Après avoir trouvé un certain nombre de caches, je me suis enfin décidé à en poser une. Mais je tenais à un critère important: que cette cache soit cherchable en tenue de nudité.
Je suis donc reparti pour un repérage sur mon itinéraire préféré entre Pomarey et Vararey. Passée la première partie du chemin où trois caches existent déjà, j’ai rejoint la piste forestière qui arrive du col de la Charmette. C’est une piste large, mais privée et interdite à la circulation en dehors des forestiers, peu fréquentée. J’en ai d’ailleurs souvent parcouru des tronçons nu. Il me restait à trouver l’endroit exact de la cachette. J’ai d’abord envisagé la ruine d’une ancienne maison, au bord de la piste. Puis j’ai aperçu un groupe de mouflons qui traversait un champs en pente tout à proximité. Ça été le déclic. La cache serait posée là, au bord de ce pré, en lisière de la forêt, à l’écart de la piste, donc bien plus pratique pour y rester nu en toute tranquillité.
J’ai soigneusement relevé les coordonnées du lieu et j’y suis retourné quelques jours plus tard pour la dépose de la boite.

Courir

Durant une dizaine d’année, courir a été une nécessité! Une véritable drogue! Il me fallait mes deux ou trois entrainements hebdomadaires. Je comptabilisais les kilomètres parcourus, calculais mes performances, emmenais mes chaussures dans tous les déplacements professionnels ou familiaux, et participais à toute sorte de compétition du 10 km à l’ultra marathon en passant par les courses de côtes et les trails. Cette époque est quelque peu révolue, suite à des problèmes de santé et, il faut bien le dire, aussi à l’âge. Mais courir reste un plaisir que j’aime pratiquer occasionnellement. Alors, bien sûr, l’idée de courir nu s’impose naturellement. Mais les lieux propices ne sont pas nombreux. Il m’est arrivé néanmoins de trouver des occasions sur des chemins isolés ou sur des plages lors de vacances.
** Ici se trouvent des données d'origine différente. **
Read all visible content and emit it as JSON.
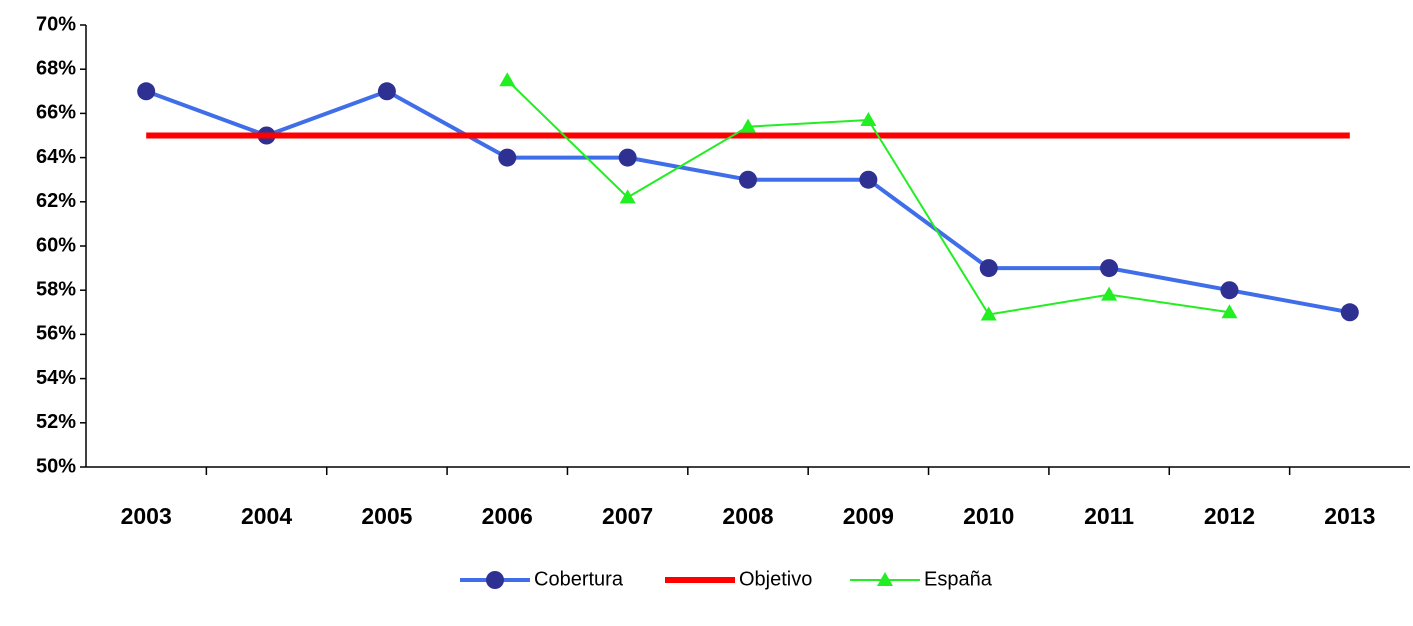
{
  "chart_data": {
    "type": "line",
    "categories": [
      "2003",
      "2004",
      "2005",
      "2006",
      "2007",
      "2008",
      "2009",
      "2010",
      "2011",
      "2012",
      "2013"
    ],
    "series": [
      {
        "name": "Cobertura",
        "color": "#3f6ee8",
        "marker_color": "#2e3192",
        "marker": "circle",
        "values": [
          67,
          65,
          67,
          64,
          64,
          63,
          63,
          59,
          59,
          58,
          57
        ]
      },
      {
        "name": "Objetivo",
        "color": "#ff0000",
        "marker": "none",
        "values": [
          65,
          65,
          65,
          65,
          65,
          65,
          65,
          65,
          65,
          65,
          65
        ]
      },
      {
        "name": "España",
        "color": "#22ee22",
        "marker_color": "#22ee22",
        "marker": "triangle",
        "values": [
          null,
          null,
          null,
          67.5,
          62.2,
          65.4,
          65.7,
          56.9,
          57.8,
          57.0,
          null
        ]
      }
    ],
    "ylim": [
      50,
      70
    ],
    "yticks": [
      {
        "value": 50,
        "label": "50%"
      },
      {
        "value": 52,
        "label": "52%"
      },
      {
        "value": 54,
        "label": "54%"
      },
      {
        "value": 56,
        "label": "56%"
      },
      {
        "value": 58,
        "label": "58%"
      },
      {
        "value": 60,
        "label": "60%"
      },
      {
        "value": 62,
        "label": "62%"
      },
      {
        "value": 64,
        "label": "64%"
      },
      {
        "value": 66,
        "label": "66%"
      },
      {
        "value": 68,
        "label": "68%"
      },
      {
        "value": 70,
        "label": "70%"
      }
    ],
    "legend": "bottom"
  }
}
Courir, même très brièvement, est aussi pour moi une façon d’extérioriser un moment de plaisir fort, un moment de parfaite harmonie avec l’environnement.
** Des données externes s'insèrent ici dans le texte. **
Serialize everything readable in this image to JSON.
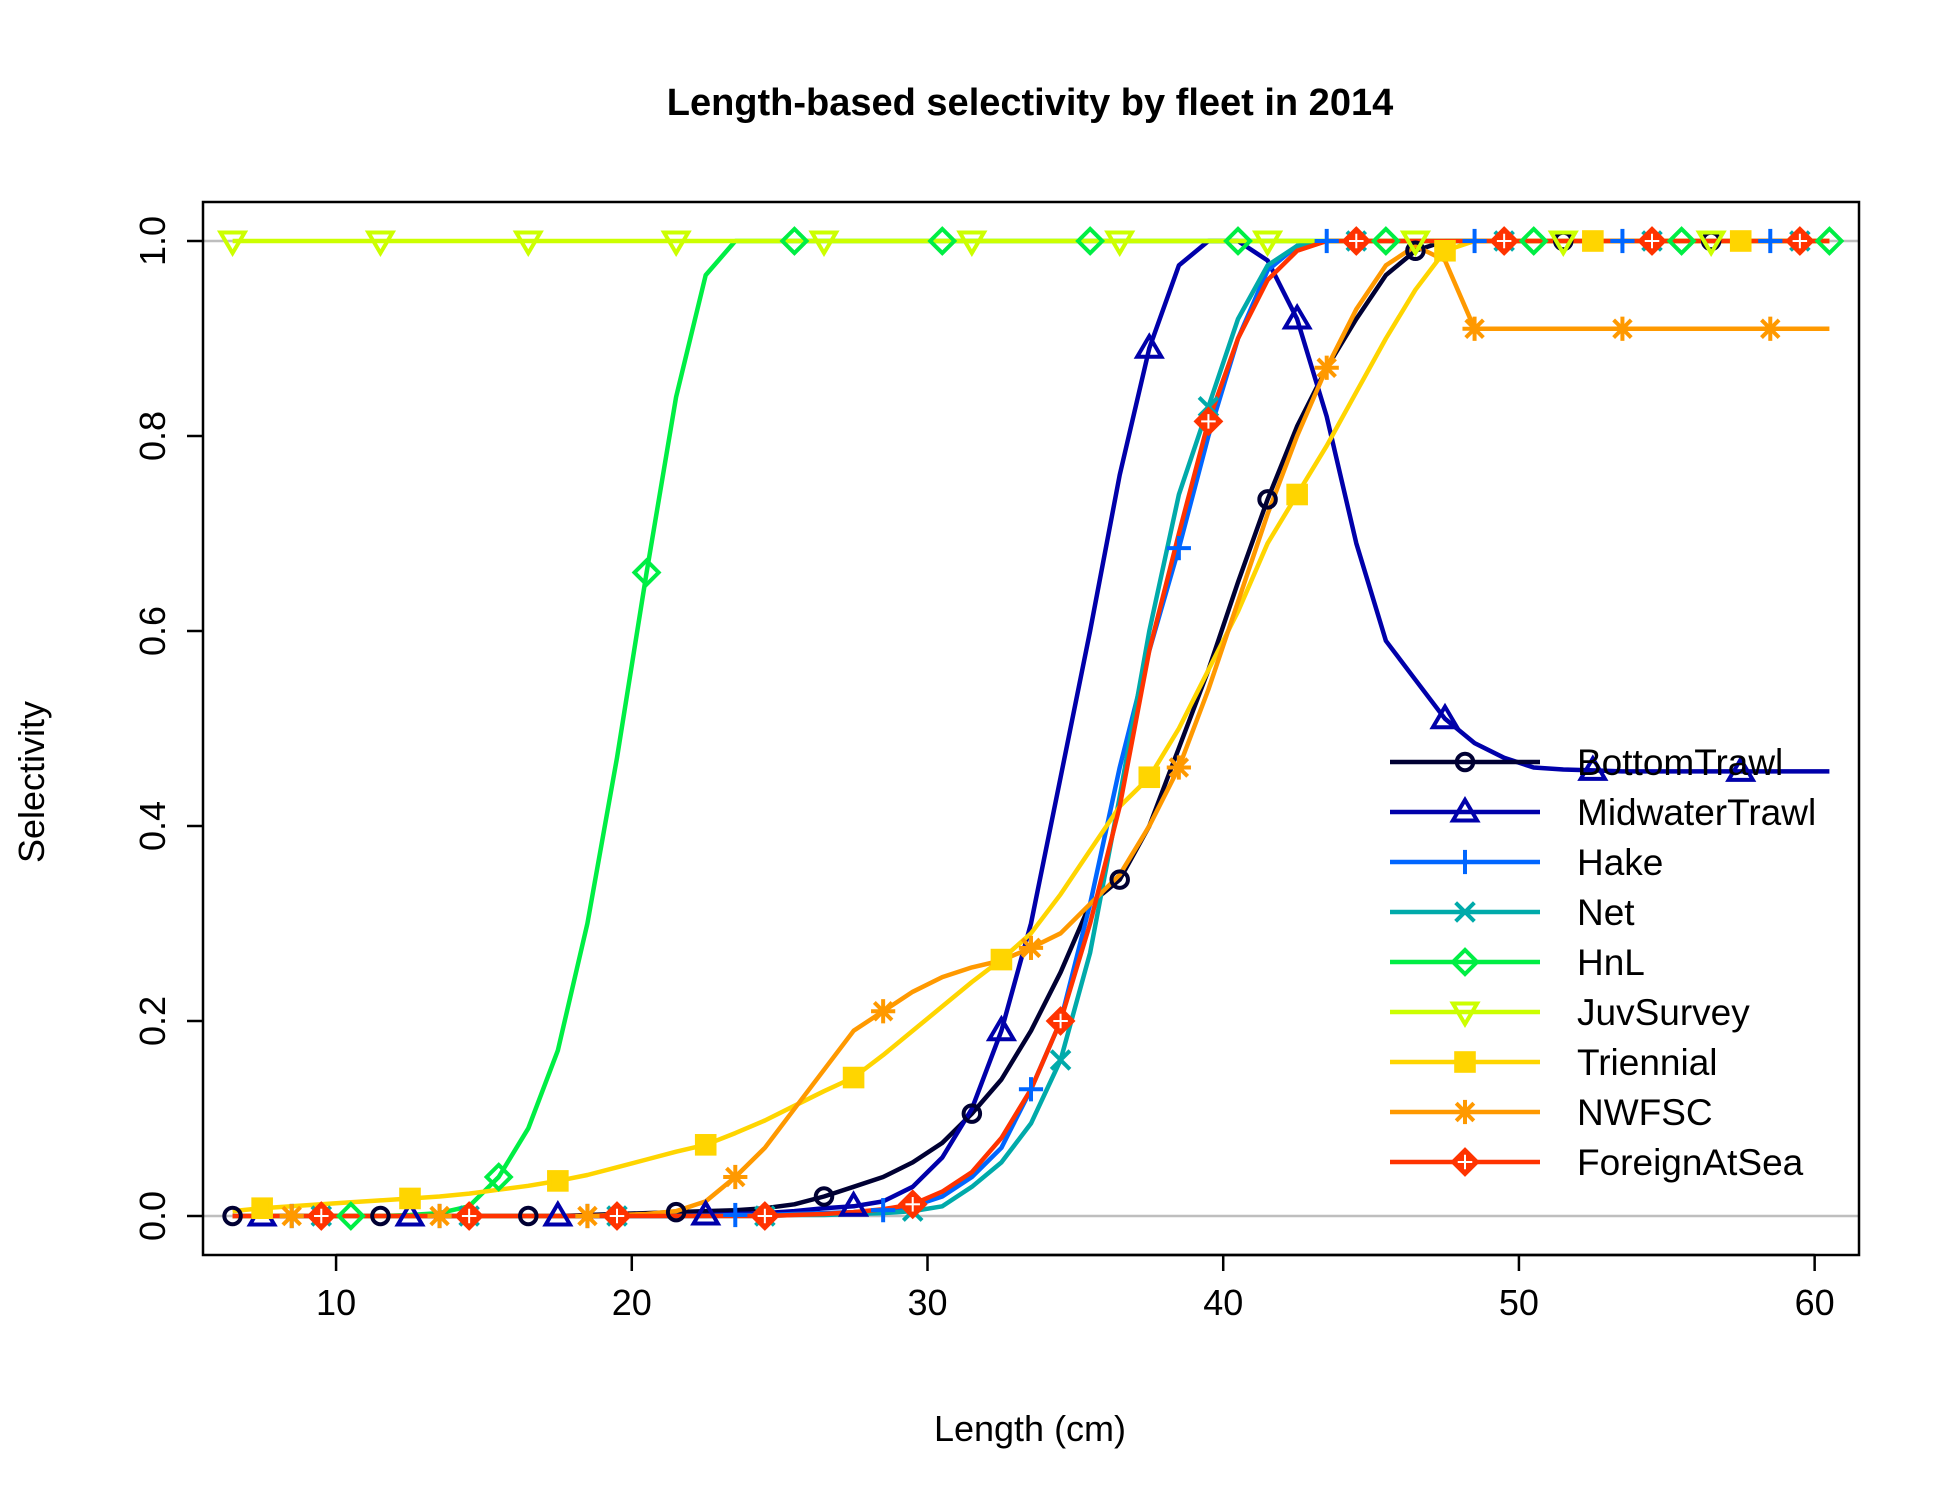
{
  "chart_data": {
    "type": "line",
    "title": "Length-based selectivity by fleet in 2014",
    "xlabel": "Length (cm)",
    "ylabel": "Selectivity",
    "xlim": [
      5.5,
      61.5
    ],
    "ylim": [
      -0.04,
      1.04
    ],
    "x_ticks": [
      10,
      20,
      30,
      40,
      50,
      60
    ],
    "y_ticks": [
      0.0,
      0.2,
      0.4,
      0.6,
      0.8,
      1.0
    ],
    "x_tick_labels": [
      "10",
      "20",
      "30",
      "40",
      "50",
      "60"
    ],
    "y_tick_labels": [
      "0.0",
      "0.2",
      "0.4",
      "0.6",
      "0.8",
      "1.0"
    ],
    "hlines": [
      0,
      1
    ],
    "hline_color": "#BEBEBE",
    "grid": false,
    "legend_position": "bottom-right",
    "x": [
      6.5,
      7.5,
      8.5,
      9.5,
      10.5,
      11.5,
      12.5,
      13.5,
      14.5,
      15.5,
      16.5,
      17.5,
      18.5,
      19.5,
      20.5,
      21.5,
      22.5,
      23.5,
      24.5,
      25.5,
      26.5,
      27.5,
      28.5,
      29.5,
      30.5,
      31.5,
      32.5,
      33.5,
      34.5,
      35.5,
      36.5,
      37.5,
      38.5,
      39.5,
      40.5,
      41.5,
      42.5,
      43.5,
      44.5,
      45.5,
      46.5,
      47.5,
      48.5,
      49.5,
      50.5,
      51.5,
      52.5,
      53.5,
      54.5,
      55.5,
      56.5,
      57.5,
      58.5,
      59.5,
      60.5
    ],
    "series": [
      {
        "name": "BottomTrawl",
        "color": "#000033",
        "marker": "circle",
        "marker_start": 0,
        "values": [
          0,
          0,
          0,
          0,
          0,
          0,
          0,
          0,
          0,
          0,
          0,
          0,
          0.001,
          0.002,
          0.003,
          0.004,
          0.005,
          0.006,
          0.008,
          0.012,
          0.02,
          0.03,
          0.04,
          0.055,
          0.075,
          0.105,
          0.14,
          0.19,
          0.25,
          0.32,
          0.345,
          0.4,
          0.48,
          0.56,
          0.65,
          0.735,
          0.81,
          0.87,
          0.92,
          0.965,
          0.99,
          1,
          1,
          1,
          1,
          1,
          1,
          1,
          1,
          1,
          1,
          1,
          1,
          1,
          1
        ]
      },
      {
        "name": "MidwaterTrawl",
        "color": "#0000AA",
        "marker": "triangle",
        "marker_start": 1,
        "values": [
          0,
          0,
          0,
          0,
          0,
          0,
          0,
          0,
          0,
          0,
          0,
          0,
          0,
          0,
          0,
          0,
          0.001,
          0.002,
          0.003,
          0.005,
          0.008,
          0.01,
          0.015,
          0.03,
          0.06,
          0.11,
          0.19,
          0.3,
          0.45,
          0.6,
          0.76,
          0.89,
          0.975,
          1,
          1,
          0.98,
          0.92,
          0.82,
          0.69,
          0.59,
          0.55,
          0.51,
          0.485,
          0.47,
          0.46,
          0.458,
          0.457,
          0.456,
          0.456,
          0.456,
          0.456,
          0.456,
          0.456,
          0.456,
          0.456
        ]
      },
      {
        "name": "Hake",
        "color": "#0066FF",
        "marker": "plus",
        "marker_start": 2,
        "values": [
          0,
          0,
          0,
          0,
          0,
          0,
          0,
          0,
          0,
          0,
          0,
          0,
          0,
          0,
          0,
          0,
          0,
          0.001,
          0.001,
          0.002,
          0.003,
          0.004,
          0.006,
          0.01,
          0.02,
          0.04,
          0.07,
          0.13,
          0.2,
          0.32,
          0.46,
          0.58,
          0.685,
          0.8,
          0.9,
          0.97,
          0.995,
          1,
          1,
          1,
          1,
          1,
          1,
          1,
          1,
          1,
          1,
          1,
          1,
          1,
          1,
          1,
          1,
          1,
          1
        ]
      },
      {
        "name": "Net",
        "color": "#00AAAA",
        "marker": "cross",
        "marker_start": 3,
        "values": [
          0,
          0,
          0,
          0,
          0,
          0,
          0,
          0,
          0,
          0,
          0,
          0,
          0,
          0,
          0,
          0,
          0,
          0,
          0,
          0.001,
          0.001,
          0.002,
          0.003,
          0.005,
          0.01,
          0.03,
          0.055,
          0.095,
          0.16,
          0.27,
          0.43,
          0.6,
          0.74,
          0.83,
          0.92,
          0.975,
          0.995,
          1,
          1,
          1,
          1,
          1,
          1,
          1,
          1,
          1,
          1,
          1,
          1,
          1,
          1,
          1,
          1,
          1,
          1
        ]
      },
      {
        "name": "HnL",
        "color": "#00EE44",
        "marker": "diamond",
        "marker_start": 4,
        "values": [
          0,
          0,
          0,
          0,
          0,
          0,
          0.001,
          0.003,
          0.01,
          0.04,
          0.09,
          0.17,
          0.3,
          0.47,
          0.66,
          0.84,
          0.965,
          1,
          1,
          1,
          1,
          1,
          1,
          1,
          1,
          1,
          1,
          1,
          1,
          1,
          1,
          1,
          1,
          1,
          1,
          1,
          1,
          1,
          1,
          1,
          1,
          1,
          1,
          1,
          1,
          1,
          1,
          1,
          1,
          1,
          1,
          1,
          1,
          1,
          1
        ]
      },
      {
        "name": "JuvSurvey",
        "color": "#CCFF00",
        "marker": "down-triangle",
        "marker_start": 0,
        "values": [
          1,
          1,
          1,
          1,
          1,
          1,
          1,
          1,
          1,
          1,
          1,
          1,
          1,
          1,
          1,
          1,
          1,
          1,
          1,
          1,
          1,
          1,
          1,
          1,
          1,
          1,
          1,
          1,
          1,
          1,
          1,
          1,
          1,
          1,
          1,
          1,
          1,
          1,
          1,
          1,
          1,
          1,
          1,
          1,
          1,
          1,
          1,
          1,
          1,
          1,
          1,
          1,
          1,
          1,
          1
        ]
      },
      {
        "name": "Triennial",
        "color": "#FFD500",
        "marker": "square",
        "marker_start": 1,
        "values": [
          0.005,
          0.008,
          0.01,
          0.012,
          0.014,
          0.016,
          0.018,
          0.02,
          0.023,
          0.027,
          0.031,
          0.036,
          0.042,
          0.05,
          0.058,
          0.066,
          0.073,
          0.085,
          0.098,
          0.113,
          0.128,
          0.142,
          0.165,
          0.19,
          0.215,
          0.24,
          0.263,
          0.29,
          0.33,
          0.375,
          0.42,
          0.45,
          0.5,
          0.56,
          0.62,
          0.69,
          0.74,
          0.79,
          0.845,
          0.9,
          0.95,
          0.99,
          1,
          1,
          1,
          1,
          1,
          1,
          1,
          1,
          1,
          1,
          1,
          1,
          1
        ]
      },
      {
        "name": "NWFSC",
        "color": "#FF9900",
        "marker": "star",
        "marker_start": 2,
        "values": [
          0,
          0,
          0,
          0,
          0,
          0,
          0,
          0,
          0,
          0,
          0,
          0,
          0,
          0.001,
          0.002,
          0.005,
          0.015,
          0.04,
          0.07,
          0.11,
          0.15,
          0.19,
          0.21,
          0.23,
          0.245,
          0.255,
          0.262,
          0.275,
          0.29,
          0.32,
          0.35,
          0.4,
          0.46,
          0.54,
          0.63,
          0.72,
          0.8,
          0.87,
          0.93,
          0.975,
          0.995,
          0.98,
          0.91,
          0.91,
          0.91,
          0.91,
          0.91,
          0.91,
          0.91,
          0.91,
          0.91,
          0.91,
          0.91,
          0.91,
          0.91
        ]
      },
      {
        "name": "ForeignAtSea",
        "color": "#FF3300",
        "marker": "diamond-plus",
        "marker_start": 3,
        "values": [
          0,
          0,
          0,
          0,
          0,
          0,
          0,
          0,
          0,
          0,
          0,
          0,
          0,
          0,
          0,
          0,
          0,
          0,
          0,
          0.001,
          0.002,
          0.004,
          0.007,
          0.012,
          0.025,
          0.045,
          0.08,
          0.13,
          0.2,
          0.3,
          0.42,
          0.58,
          0.7,
          0.815,
          0.9,
          0.96,
          0.99,
          1,
          1,
          1,
          1,
          1,
          1,
          1,
          1,
          1,
          1,
          1,
          1,
          1,
          1,
          1,
          1,
          1,
          1
        ]
      }
    ]
  }
}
For ten years, running was a necessity! A real drug! I needed my two or three weekly training sessions. I counted the kilometers traveled, calculated my performances, took my shoes on all the professional or family trips, and participated in any kind of competition from 10 km to the ultra marathon, races and trails. This period is somewhat past, due to health problems and, it must be said, also at the age. But running is still a pleasure that I like to practice occasionally. So, of course, the idea of ​​running naked is naturally required. But the propitious places are not numerous. I have nevertheless found opportunities on isolated roads or on beaches during holidays.

To run, even very briefly, is also for me a way of exteriorizing a moment of strong pleasure, a moment of perfect harmony with the environment.